Das verdrängte Erbe des Nazi-Kinos
(2014)
Für das Nazi-Regime 1933 bis 1945 stellten die deutschen Kinofilme (neben dem Rundfunk) ein wichtiges Propagandainstrument dar. Zwar wurden beim Fernsehen bemerkenswerte technische Fortschritte erzielt. Doch der Kriegsausbruch verhinderte die Einführung dieses Massenmediums. Zwar sollten die Kinofilme in erster Linie unterhalten. Unterschwellig transportierten sie dabei aber auch Hetze und Propaganda der Machthaber. Hitler und Goebbels waren bekennende Filmbegeisterte an der Spitze des "Dritten Reiches". So verwundert es nicht, dass - selbst nach heutigen Maßstäben - oft mit großem Aufwand Kinofilme produziert und damalige Stars als Schauspieler verpflichtet werden konnten.
Ein Teil dieser propagandistische Filmproduktionen werden heute als sogenannte "Vorbehaltsfilme" bezeichnet. Diese dürfen zum Beispiel öffentlich nur unter bestimmten Voraussetzungen vorgeführt werden. Doch wie soll unsere Gesellschaft mit diesem "kulturellen Erbe" umgehen? Sollen sie verboten bleiben bzw. werden? Weiterhin nur unter bestimmten Auflagen gezeigt werden dürfen? Sollten sie frei für Jeden verfügbar sein? Wie verhindert man bei einer Freigabe, daß sich Neonazis Kinos mieten und diese Filme aufführen? Führt heutzutage das Internet solche Reglementierungen nicht sowieso ad absurdum?
Der Regisseur Felix Moeller (Harlan - Im Schatten von Jud Süß (2008), Knef - Die frühen Jahre (2005)) versucht die Annäherung an das noch immer schwierige Thema
Deutsche Vergangenheitsbewältigung. Der in München geborene Filmemacher und Historiker schafft es, dieses umstrittene Feld der "Vorbehaltsfilme" faktenreich und visuell vortrefflich
aufzuarbeiten. Er nimmt dabei selbst nicht Stellung, sondern lässt viele Interviewpartner mit teils unterschiedlichsten Meinungen zu Wort kommen.
Moeller teilt seine 94minütige Dokumentation, die in der Edition Salzgeber erscheint, in folgende Kapitel auf:
- Heimkehren
- Jugend
- Antisemitismus
- Unterhaltung
- Entnazifizierung
- Stars
- Euthanasie
Ausschnitte aus ideologischen Filmen wie zum Beispiel Stukas, Ich klage an, Die Rothschilds, Kolberg, Heimkehr, Jud Süß, Ohm Krüger oder Über alles in der Welt verdeutlichen auch dem unbedarften und bisher mit dieser Thematik noch nicht in Berührung gekommenen Zuschauer die Wirkungsweise dieser teils äußerst effektiven Kinofilme.
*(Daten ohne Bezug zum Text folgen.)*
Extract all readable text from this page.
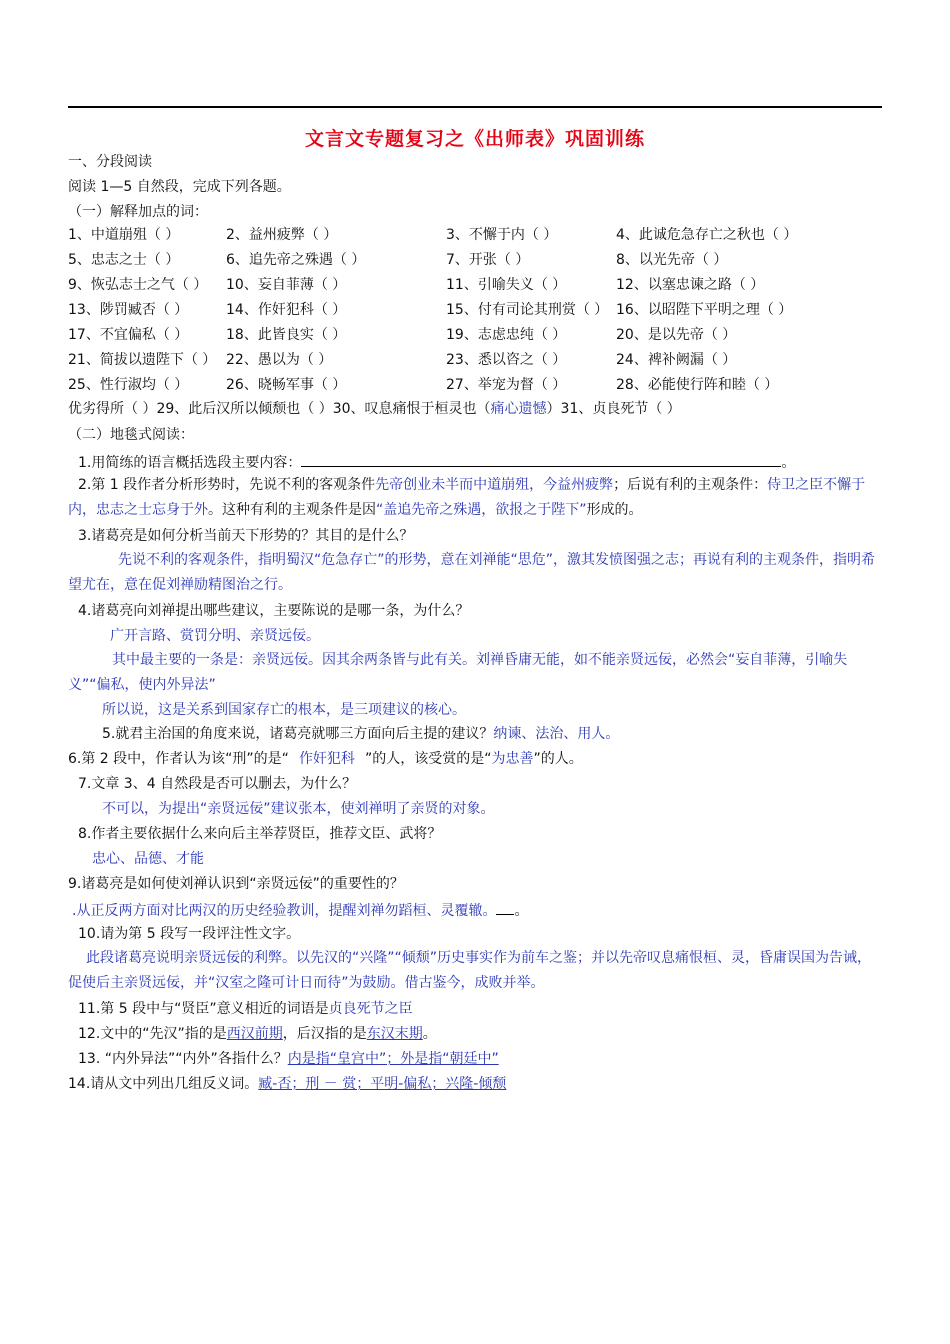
文言文专题复习之《出师表》巩固训练
一、分段阅读
阅读 1—5 自然段，完成下列各题。
（一）解释加点的词：
1、中道崩殂（ ）	2、益州疲弊（ ）	3、不懈于内（ ）	4、此诚危急存亡之秋也（ ）
5、忠志之士（ ）	6、追先帝之殊遇（ ）	7、开张（ ）	8、以光先帝（ ）
9、恢弘志士之气（ ） 10、妄自菲薄（ ）	11、引喻失义（ ）	12、以塞忠谏之路（ ）
13、陟罚臧否（ ）	14、作奸犯科（ ）	15、付有司论其刑赏（ ） 16、以昭陛下平明之理（ ）
17、不宜偏私（ ）	18、此皆良实（ ）	19、志虑忠纯（ ）	20、是以先帝（ ）
21、简拔以遗陛下（ ） 22、愚以为（ ）	23、悉以咨之（ ）	24、裨补阙漏（ ）
25、性行淑均（ ）	26、晓畅军事（ ）	27、举宠为督（ ）	28、必能使行阵和睦（ ）
优劣得所（ ）29、此后汉所以倾颓也（ ）30、叹息痛恨于桓灵也（痛心遗憾）31、贞良死节（ ）
（二）地毯式阅读：
1.用简练的语言概括选段主要内容：	。
2.第 1 段作者分析形势时，先说不利的客观条件先帝创业未半而中道崩殂，今益州疲弊；后说有利的主观条件：侍卫之臣不懈于内，忠志之士忘身于外。这种有利的主观条件是因“盖追先帝之殊遇，欲报之于陛下”形成的。
3.诸葛亮是如何分析当前天下形势的？其目的是什么？
先说不利的客观条件，指明蜀汉“危急存亡”的形势，意在刘禅能“思危”，激其发愤图强之志；再说有利的主观条件，指明希望尤在，意在促刘禅励精图治之行。
4.诸葛亮向刘禅提出哪些建议，主要陈说的是哪一条，为什么？
广开言路、赏罚分明、亲贤远佞。
其中最主要的一条是：亲贤远佞。因其余两条皆与此有关。刘禅昏庸无能，如不能亲贤远佞，必然会“妄自菲薄，引喻失义”“偏私，使内外异法”
所以说，这是关系到国家存亡的根本，是三项建议的核心。
5.就君主治国的角度来说，诸葛亮就哪三方面向后主提的建议？纳谏、法治、用人。
6.第 2 段中，作者认为该“刑”的是“ 作奸犯科 ”的人，该受赏的是“为忠善”的人。
7.文章 3、4 自然段是否可以删去，为什么？
不可以，为提出“亲贤远佞”建议张本，使刘禅明了亲贤的对象。
8.作者主要依据什么来向后主举荐贤臣，推荐文臣、武将？
忠心、品德、才能
9.诸葛亮是如何使刘禅认识到“亲贤远佞”的重要性的？
.从正反两方面对比两汉的历史经验教训，提醒刘禅勿蹈桓、灵覆辙。 。
10.请为第 5 段写一段评注性文字。
此段诸葛亮说明亲贤远佞的利弊。以先汉的“兴隆”“倾颓”历史事实作为前车之鉴；并以先帝叹息痛恨桓、灵，昏庸误国为告诫，促使后主亲贤远佞，并“汉室之隆可计日而待”为鼓励。借古鉴今，成败并举。
11.第 5 段中与“贤臣”意义相近的词语是贞良死节之臣
12.文中的“先汉”指的是西汉前期，后汉指的是东汉末期。
13. “内外异法”“内外”各指什么？内是指“皇宫中”；外是指“朝廷中”
14.请从文中列出几组反义词。臧-否；刑 － 赏；平明-偏私；兴隆-倾颓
Gerade wenn die Propaganda nicht so offensichtlich scheint, zeigen sich antisemitische, rassistische oder kriegshetzerische Botschaften auf einer viel subtileren, vielleicht gefährlicheren Ebene.
Durchaus spannend anzusehen sind auch die Diskussionsrunden nach Kinovorführungen zum Beispiel in München, Paris und Jerusalem. Moellers Film versucht möglichst viele Aspekte dieser Nazifilme herauszuarbeiten, überlässt die abschließende Bewertung aber dem Zuschauer dieser ausgezeichneten Dokumentation.
Deutscher Kinostart: 6. März 2014. DVD-Veröffentlichung: 10. Oktober 2014.
Fazit: Ein ebenso wichtiges wie schwieriges Thema des Deutschen Films. Hochinteressant aufbereitet.